I use shredded newspaper for my extra messy ones--I just pick up what I can and let the shop vac do the rest.


----------



## ldoerr (Sep 6, 2012)

1/2 inch mesh would work. I had a few hutches made with that wire. I think that it is sometimes called hardware cloth, but am not for sure. It comes in a coated version in addition to uncoated. What most rabbitry cage floors are made of is 1/2 inch x 1 inch. It is thick wire since the rabbits spend MOST of their life on it.


----------



## MyJuneAngel (Sep 6, 2012)

Thanks! I am having trouble finding the light diffuser grates so I may have to go with something like this.


----------



## Imbrium (Sep 6, 2012)

should be easy to find at a hardware store - just ask for light diffusers (rather than asking for eggcrate). I got mine at home depot... kinda sucks you have to buy a huge sheet, but I've done multiple litterboxes and still have plenty left over in case I need to replace a grid eventually.

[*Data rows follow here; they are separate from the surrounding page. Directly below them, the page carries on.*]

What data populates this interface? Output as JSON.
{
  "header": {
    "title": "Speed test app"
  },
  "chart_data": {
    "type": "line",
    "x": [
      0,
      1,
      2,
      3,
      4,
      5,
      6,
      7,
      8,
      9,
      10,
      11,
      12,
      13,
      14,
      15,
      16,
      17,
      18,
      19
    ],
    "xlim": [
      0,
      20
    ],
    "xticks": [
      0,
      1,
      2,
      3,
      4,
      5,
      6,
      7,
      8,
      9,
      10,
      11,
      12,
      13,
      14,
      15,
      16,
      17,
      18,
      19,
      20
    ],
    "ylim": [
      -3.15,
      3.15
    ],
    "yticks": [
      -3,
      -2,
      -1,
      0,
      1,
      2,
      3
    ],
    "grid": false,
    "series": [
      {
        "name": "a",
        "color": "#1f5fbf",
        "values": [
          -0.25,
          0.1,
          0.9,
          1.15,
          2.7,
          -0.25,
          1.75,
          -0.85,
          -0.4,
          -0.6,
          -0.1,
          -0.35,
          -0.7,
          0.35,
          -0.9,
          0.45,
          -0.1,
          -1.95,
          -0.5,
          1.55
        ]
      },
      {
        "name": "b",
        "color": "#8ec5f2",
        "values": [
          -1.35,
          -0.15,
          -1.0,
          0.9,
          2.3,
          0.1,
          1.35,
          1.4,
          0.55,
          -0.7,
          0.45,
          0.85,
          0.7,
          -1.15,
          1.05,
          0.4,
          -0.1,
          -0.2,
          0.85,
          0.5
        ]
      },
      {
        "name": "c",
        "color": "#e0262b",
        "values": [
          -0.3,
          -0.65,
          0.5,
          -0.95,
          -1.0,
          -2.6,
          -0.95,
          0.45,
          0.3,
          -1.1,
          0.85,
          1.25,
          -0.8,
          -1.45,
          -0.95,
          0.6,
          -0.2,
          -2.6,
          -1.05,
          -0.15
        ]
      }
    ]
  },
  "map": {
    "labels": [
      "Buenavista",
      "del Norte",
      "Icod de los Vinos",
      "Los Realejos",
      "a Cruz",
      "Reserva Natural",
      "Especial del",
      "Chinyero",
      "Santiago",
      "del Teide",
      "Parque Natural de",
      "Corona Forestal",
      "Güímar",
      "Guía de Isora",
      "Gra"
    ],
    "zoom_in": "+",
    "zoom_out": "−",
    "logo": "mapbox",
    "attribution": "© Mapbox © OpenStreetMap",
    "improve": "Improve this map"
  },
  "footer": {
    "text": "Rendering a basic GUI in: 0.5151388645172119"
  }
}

I've found wire cutters to be the most effective way to cut the stuff.

I tried hardware cloth first 'cause it was cheaper, but ended up coughing up for eggcrate later (which is slightly easier to work with). with the hardware cloth, you just turn the edges down to make "legs" which raises it above the litter and keeps cut (ie sharp) edges away from bunnies at the same time.


----------



## MyJuneAngel (Sep 8, 2012)

I picked up some egg crate today.  We had to go out of town to get it but the large piece should be big enough for litter boxes for both of the cages.  Our boy doesn't dig in his litter but we might try it for him anyway.


----------



## Imbrium (Sep 8, 2012)

I really do like it - mine don't dig in their boxes but I made grids anyway so they don't have to sit in soiled litter or a pile of poops.


----------



## Nancy McClelland (Sep 9, 2012)

Got "hardware cloth" or fine mesh wire at Ace here. Got the really heavy gauge stuff cause you can shape it and it will hold up even if you have a large bunny.


----------